Alfabetização arranca em Canaúlo

Mais de 2.800 adultos da aldeia de Canaúlo, município de Golungo-Alto, na província do Kwanza-Norte, vão ser alfabetizados nos próximos três anos, anunciou na quarta-feira, nesta localidade, a presidente do conselho de administração da Ajuda de Desenvolvimento de Povo para Povo, ADPP/Angola.
De acordo com Rikke Viholm, nesta altura já estão formados 40 alfabetizadores para assegurar, nos próximos anos, a formação dos cidadãos da referida aldeia.
Segundo a responsável, o projecto visa fornecer aos alfabetizandos capacidades individuais que lhes permitam fazer o registo civil, tratar do bilhete de identidade e projectar uma agricultura saudável.
A presidente do conselho de administração da ADPP em Angola disse que, além da vertente educacional, existem acordos na área de desenvolvimento comunitário, envolvendo todas as famílias situadas nas localidades abrangentes, através de várias linhas de acção, como o caso da promoção da cidadania, cuidados com a água e preservação do ambiente.
De acordo com ela, cada comunidade será representada por um líder com a responsabilidade de gerir todo o projecto. No final de um triénio, os referidos responsáveis vão fazer o balanço das actividades realizadas e projectar as acções futuras junto das autoridades locais e parceiros existentes em todo o país.
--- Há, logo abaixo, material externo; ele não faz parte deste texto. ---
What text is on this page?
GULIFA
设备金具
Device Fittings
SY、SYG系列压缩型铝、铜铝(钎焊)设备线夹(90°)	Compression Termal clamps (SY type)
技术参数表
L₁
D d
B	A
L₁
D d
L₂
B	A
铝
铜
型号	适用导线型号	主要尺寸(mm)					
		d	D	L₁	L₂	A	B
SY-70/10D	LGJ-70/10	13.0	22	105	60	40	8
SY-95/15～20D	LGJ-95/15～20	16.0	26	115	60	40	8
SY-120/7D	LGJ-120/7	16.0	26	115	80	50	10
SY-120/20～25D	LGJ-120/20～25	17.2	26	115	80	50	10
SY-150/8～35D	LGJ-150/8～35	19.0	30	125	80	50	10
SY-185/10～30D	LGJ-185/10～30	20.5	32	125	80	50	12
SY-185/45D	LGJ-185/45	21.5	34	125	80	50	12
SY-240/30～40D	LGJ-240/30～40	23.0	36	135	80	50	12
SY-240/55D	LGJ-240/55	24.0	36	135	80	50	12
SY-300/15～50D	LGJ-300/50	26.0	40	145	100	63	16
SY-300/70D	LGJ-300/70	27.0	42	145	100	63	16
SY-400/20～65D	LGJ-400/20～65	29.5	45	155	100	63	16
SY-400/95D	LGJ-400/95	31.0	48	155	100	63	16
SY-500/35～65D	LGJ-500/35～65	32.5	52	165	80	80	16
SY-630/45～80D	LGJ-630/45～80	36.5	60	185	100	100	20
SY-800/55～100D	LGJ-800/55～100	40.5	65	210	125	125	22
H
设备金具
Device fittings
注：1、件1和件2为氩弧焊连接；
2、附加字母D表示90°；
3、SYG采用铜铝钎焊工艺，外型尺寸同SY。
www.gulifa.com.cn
Estas acções enquadram-se no âmbito de um protocolo de entendimento rubricado entre o Ministério da Educação e a secretaria do Estado para a Agricultura e Desenvolvimento Rural, no qual se prevê ainda a promoção da educação de alfabetização, até finais de Dezembro próximo, para cerca de 55 mil adultos residentes nas comunidades rurais do país.
A implementação deste projecto, de acordo com a secretária de Estado para a Agricultura e Desenvolvimento Rural, Filomena Delgado, que falava, por ocasião da abertura oficial da Campanha Nacional de Alfabetização de Adultos a nível das Comunidades Rurais, esta missão vai ser assegurada por 880 alfabetizadores na região.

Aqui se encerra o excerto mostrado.